Les quelques paroles échangées, hier, entre Giuseppe Conte et Ahmed Ouyahia sur la question libyenne semblent justement s’inscrire dans la perspective de ce rendez-vous où il s’agira de mettre en évidence la démarche italienne face au conflit libyen, en rappelant que l’Algérie, voisin de ce pays sur les plans géographique, culturel et religieux aussi, partage entièrement cette démarche.
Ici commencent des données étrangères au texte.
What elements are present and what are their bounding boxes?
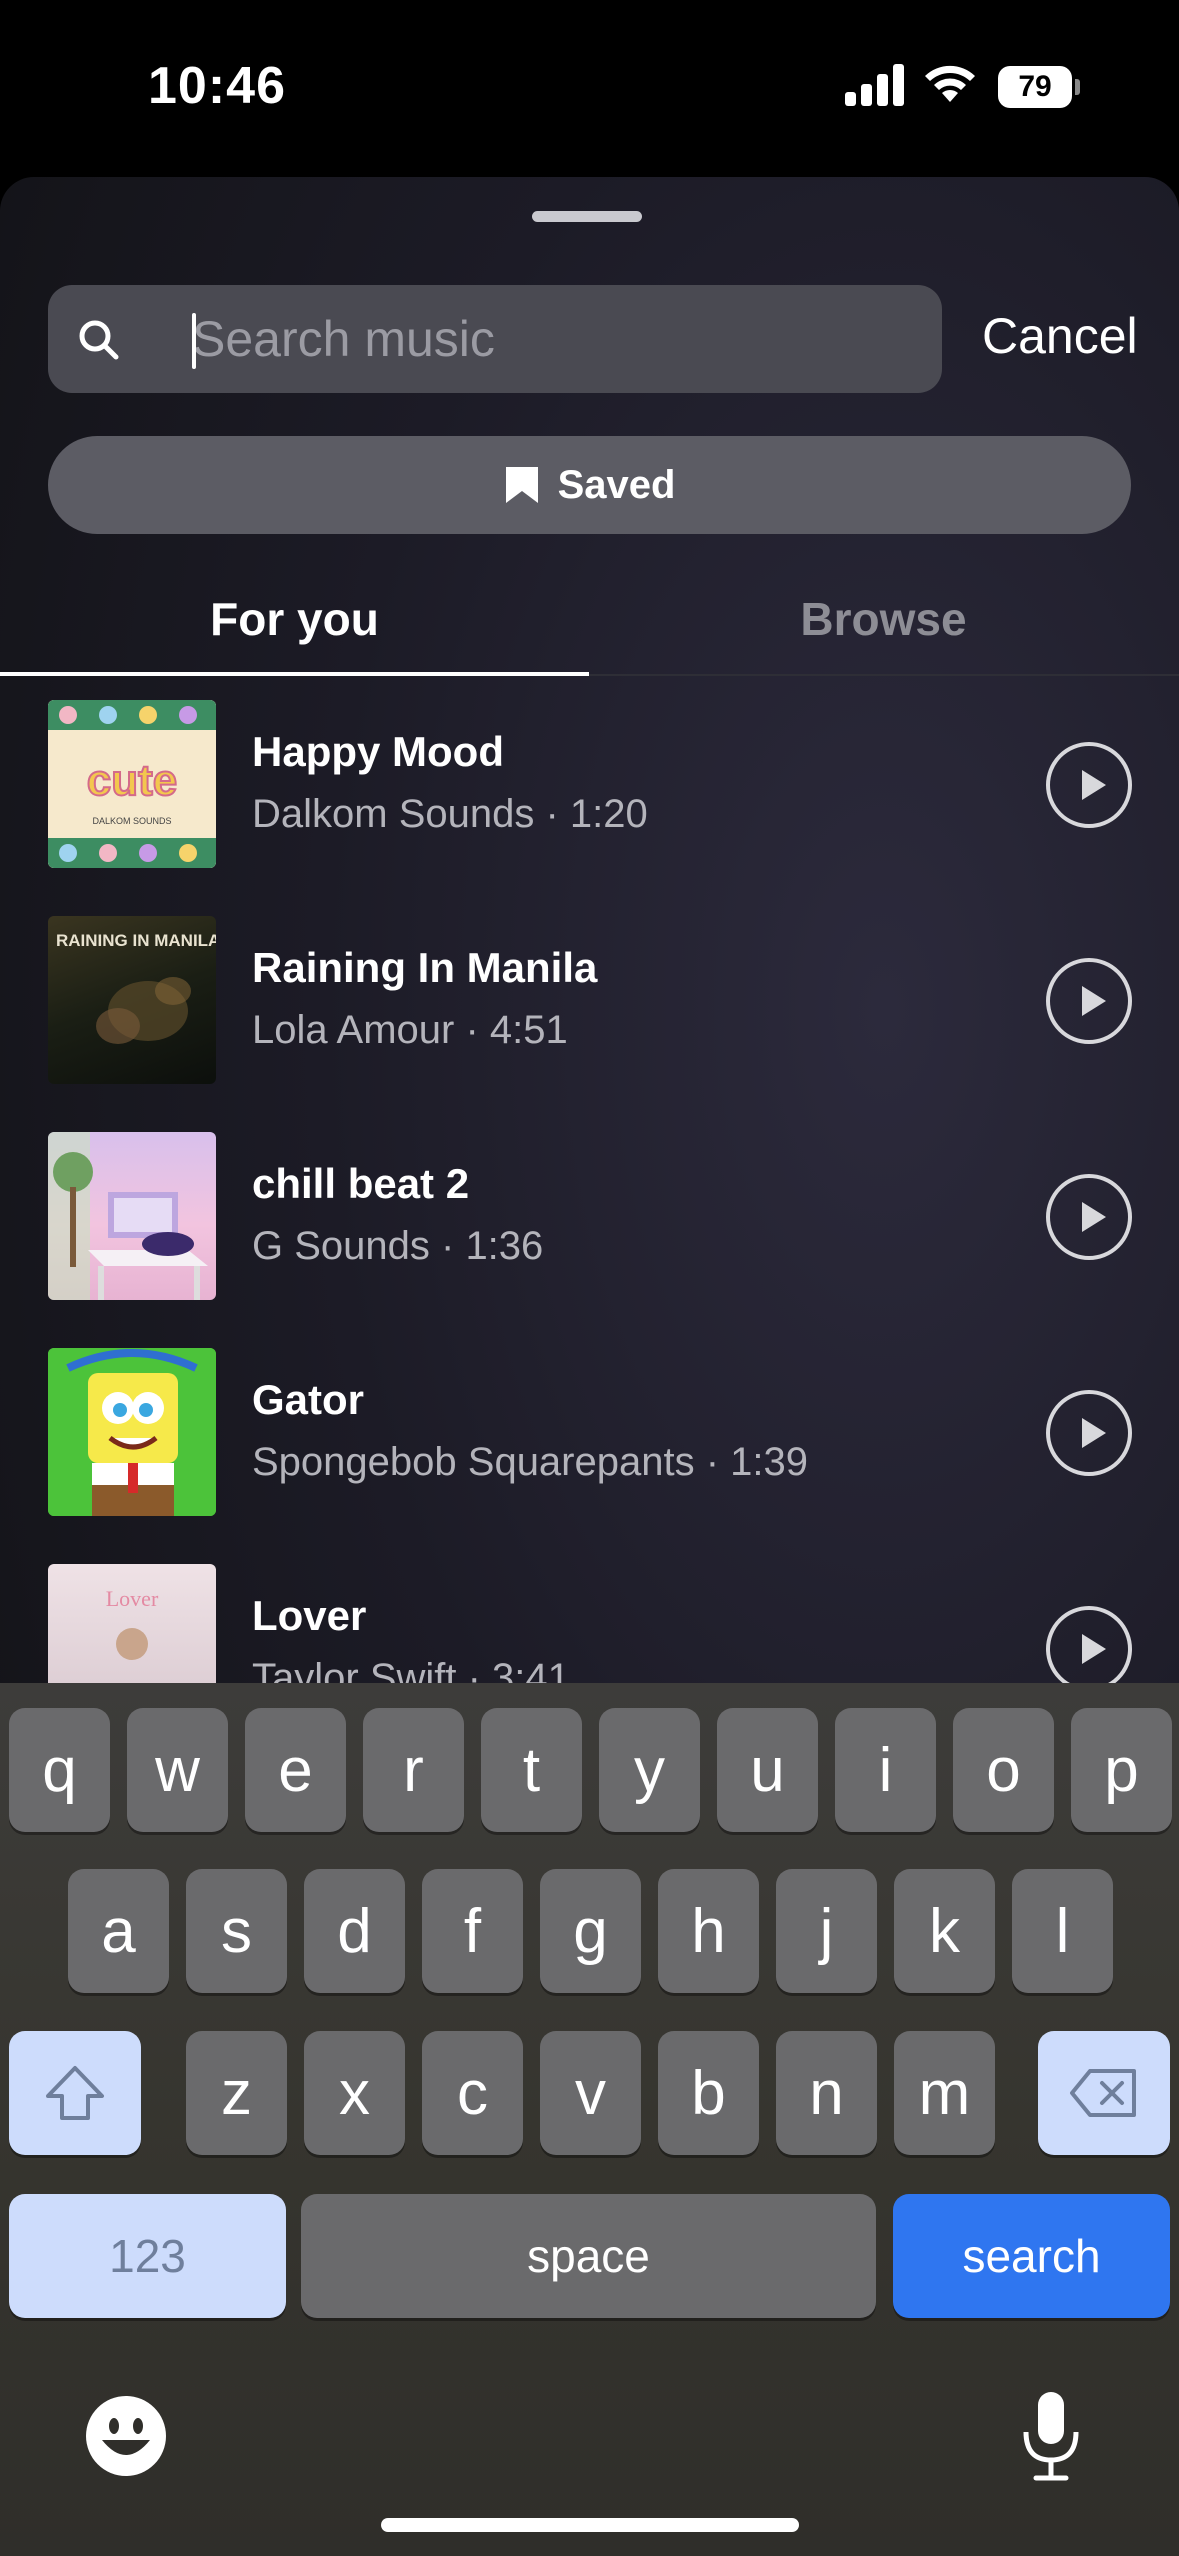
- play-icon[interactable]: [1046, 1174, 1132, 1260]
- key-x[interactable]: x: [304, 2031, 405, 2155]
- track-title: Gator: [252, 1376, 365, 1423]
- key-q[interactable]: q: [9, 1708, 110, 1832]
- key-o[interactable]: o: [953, 1708, 1054, 1832]
- track-row[interactable]: chill beat 2 G Sounds · 1:36: [0, 1132, 1179, 1302]
- track-row[interactable]: cute DALKOM SOUNDS Happy Mood Dalkom Sou…: [0, 700, 1179, 870]
- track-row[interactable]: RAINING IN MANILA Raining In Manila Lola…: [0, 916, 1179, 1086]
- bookmark-icon: [505, 467, 538, 503]
- track-title: Happy Mood: [252, 728, 504, 775]
- key-h[interactable]: h: [658, 1869, 759, 1993]
- home-indicator[interactable]: [381, 2518, 799, 2532]
- key-n[interactable]: n: [776, 2031, 877, 2155]
- key-k[interactable]: k: [894, 1869, 995, 1993]
- track-subtitle: G Sounds · 1:36: [252, 1224, 544, 1268]
- key-b[interactable]: b: [658, 2031, 759, 2155]
- key-w[interactable]: w: [127, 1708, 228, 1832]
- status-time: 10:46: [148, 57, 286, 115]
- cancel-button[interactable]: Cancel: [982, 307, 1138, 365]
- battery-icon: 79: [998, 66, 1080, 108]
- key-a[interactable]: a: [68, 1869, 169, 1993]
- cellular-signal-icon: [845, 62, 905, 106]
- key-s[interactable]: s: [186, 1869, 287, 1993]
- battery-level: 79: [1018, 70, 1052, 103]
- status-bar: 10:46 79: [0, 0, 1179, 170]
- search-key[interactable]: search: [893, 2194, 1170, 2318]
- key-c[interactable]: c: [422, 2031, 523, 2155]
- track-row[interactable]: Gator Spongebob Squarepants · 1:39: [0, 1348, 1179, 1518]
- wifi-icon: [925, 65, 975, 102]
- key-e[interactable]: e: [245, 1708, 346, 1832]
- track-title: Raining In Manila: [252, 944, 598, 991]
- search-box[interactable]: [48, 285, 942, 393]
- album-art-text: Lover: [106, 1586, 159, 1611]
- key-r[interactable]: r: [363, 1708, 464, 1832]
- tab-bar: For you Browse: [0, 562, 1179, 676]
- tab-browse[interactable]: Browse: [589, 562, 1178, 676]
- key-d[interactable]: d: [304, 1869, 405, 1993]
- key-m[interactable]: m: [894, 2031, 995, 2155]
- key-i[interactable]: i: [835, 1708, 936, 1832]
- numbers-key[interactable]: 123: [9, 2194, 286, 2318]
- backspace-key[interactable]: [1038, 2031, 1170, 2155]
- search-icon: [79, 320, 119, 360]
- track-title: chill beat 2: [252, 1160, 470, 1207]
- saved-label: Saved: [557, 462, 676, 507]
- key-l[interactable]: l: [1012, 1869, 1113, 1993]
- emoji-icon[interactable]: [84, 2394, 168, 2478]
- sheet-grabber[interactable]: [532, 211, 642, 222]
- play-icon[interactable]: [1046, 742, 1132, 828]
- album-art: [48, 1348, 216, 1516]
- album-art-text: RAINING IN MANILA: [56, 931, 216, 950]
- key-j[interactable]: j: [776, 1869, 877, 1993]
- search-input[interactable]: [192, 285, 892, 393]
- shift-key[interactable]: [9, 2031, 141, 2155]
- key-p[interactable]: p: [1071, 1708, 1172, 1832]
- key-y[interactable]: y: [599, 1708, 700, 1832]
- play-icon[interactable]: [1046, 1390, 1132, 1476]
- key-u[interactable]: u: [717, 1708, 818, 1832]
- saved-button[interactable]: Saved: [48, 436, 1131, 534]
- play-icon[interactable]: [1046, 958, 1132, 1044]
- play-icon[interactable]: [1046, 1606, 1132, 1692]
- album-art: [48, 1132, 216, 1300]
- key-g[interactable]: g: [540, 1869, 641, 1993]
- key-z[interactable]: z: [186, 2031, 287, 2155]
- text-caret: [192, 313, 196, 369]
- album-art: RAINING IN MANILA: [48, 916, 216, 1084]
- space-key[interactable]: space: [301, 2194, 876, 2318]
- microphone-icon[interactable]: [1016, 2388, 1086, 2484]
- key-t[interactable]: t: [481, 1708, 582, 1832]
- backspace-icon: [1070, 2069, 1136, 2117]
- track-subtitle: Dalkom Sounds · 1:20: [252, 792, 648, 836]
- track-title: Lover: [252, 1592, 367, 1639]
- album-art-text: cute: [87, 756, 177, 805]
- album-art-caption: DALKOM SOUNDS: [92, 816, 171, 826]
- tab-for-you[interactable]: For you: [0, 562, 589, 676]
- shift-icon: [46, 2066, 104, 2120]
- album-art: cute DALKOM SOUNDS: [48, 700, 216, 868]
- key-v[interactable]: v: [540, 2031, 641, 2155]
- track-subtitle: Spongebob Squarepants · 1:39: [252, 1440, 808, 1484]
- track-subtitle: Lola Amour · 4:51: [252, 1008, 568, 1052]
- active-tab-indicator: [0, 672, 589, 676]
- key-f[interactable]: f: [422, 1869, 523, 1993]
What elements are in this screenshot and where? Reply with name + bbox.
En effet, la question libyenne occupe une place plus qu’importante dans les relations politiques entre l’Algérie et l’Italie, à travers une vision partagée pour le règlement de la crise dans ce pays. Celle-ci privilégie exclusivement la solution pacifique qui passe par un dialogue inclusif des parties libyennes, exception faite pour celles qui sont considérées comme étant terroristes. Ceci d’autant plus que dans les manœuvres qu’ils opèrent en direction de la crise dans ce pays, aussi bien l’Etat algérien que l’Etat italien n’omettent pas de faire de la lutte contre le terrorisme dans la région, une priorité.